A general inquiry made to the NFLL asked whether there was any known recording of the voice of Florence Harding.
by Carl Sferrazza Anthony, Historian of the National First Ladies Library
Florence Harding was recalled by her contemporaries as having an inimitable voice. During the years of my research on her life, I did find one reference to her making a voice recording in private with Evalyn McLean – for fun, apparently on a “talkie” device given to Mrs. McLean by her friend D.W. Griffith.
However, there was also a gramophone recording device apparently placed at least temporarily in the Harding’s home in Washington during his tenure as a U.S. Senator. He made several recordings on issues of the day as well as for his 1920 presidential campaign. In all of my various searches for other material culture related to Florence Harding, however, I never came across the recording or evidence of its existence.
A few years ago, someone sent me a recording made of a woman who seemed to “sound” regionally like Mrs. Harding on a record which included sound recordings of 20th century historical figures; the album was issued during the 1976 Bicentennial.
The woman speaking described a scene which the person sending the recording seemed to believe was of President Harding participating in some type of ceremony on the White House South Lawn in which he ignited a rocket.

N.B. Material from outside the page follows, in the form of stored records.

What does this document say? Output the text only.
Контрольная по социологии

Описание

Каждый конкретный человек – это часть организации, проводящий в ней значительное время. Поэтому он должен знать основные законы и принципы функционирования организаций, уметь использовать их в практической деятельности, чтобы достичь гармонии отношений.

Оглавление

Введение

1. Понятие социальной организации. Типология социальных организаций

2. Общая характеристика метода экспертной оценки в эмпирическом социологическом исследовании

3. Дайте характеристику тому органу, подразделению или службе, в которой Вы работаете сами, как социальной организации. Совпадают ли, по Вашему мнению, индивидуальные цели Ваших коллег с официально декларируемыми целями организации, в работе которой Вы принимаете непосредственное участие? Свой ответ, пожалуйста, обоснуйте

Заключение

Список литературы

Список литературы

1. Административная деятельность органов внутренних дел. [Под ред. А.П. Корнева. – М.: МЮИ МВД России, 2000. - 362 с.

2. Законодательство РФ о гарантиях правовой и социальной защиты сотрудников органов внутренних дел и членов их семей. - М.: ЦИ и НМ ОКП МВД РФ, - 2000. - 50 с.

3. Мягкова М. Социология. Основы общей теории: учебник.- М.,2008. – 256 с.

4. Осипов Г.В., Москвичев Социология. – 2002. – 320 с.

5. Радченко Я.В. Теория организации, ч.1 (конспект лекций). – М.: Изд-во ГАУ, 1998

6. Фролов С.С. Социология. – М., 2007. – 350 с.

The inquirer was certain it was Florence Harding’s voice. The brief recording begins, “My husband placed the rocket on the lawn, lit it and it took off….”
After some extensive research, all indications were that it was not at all Florence Harding.
In fact, it was Esther Goddard, wife of fuel-rocket inventor Robert Goddard. She was recorded while making remarks, recalling her husband’s first successful rocket launching experiment conducted on the lawn of his Massachusetts home in 1926.
Mrs. Gooddard died at age 95 in 1998.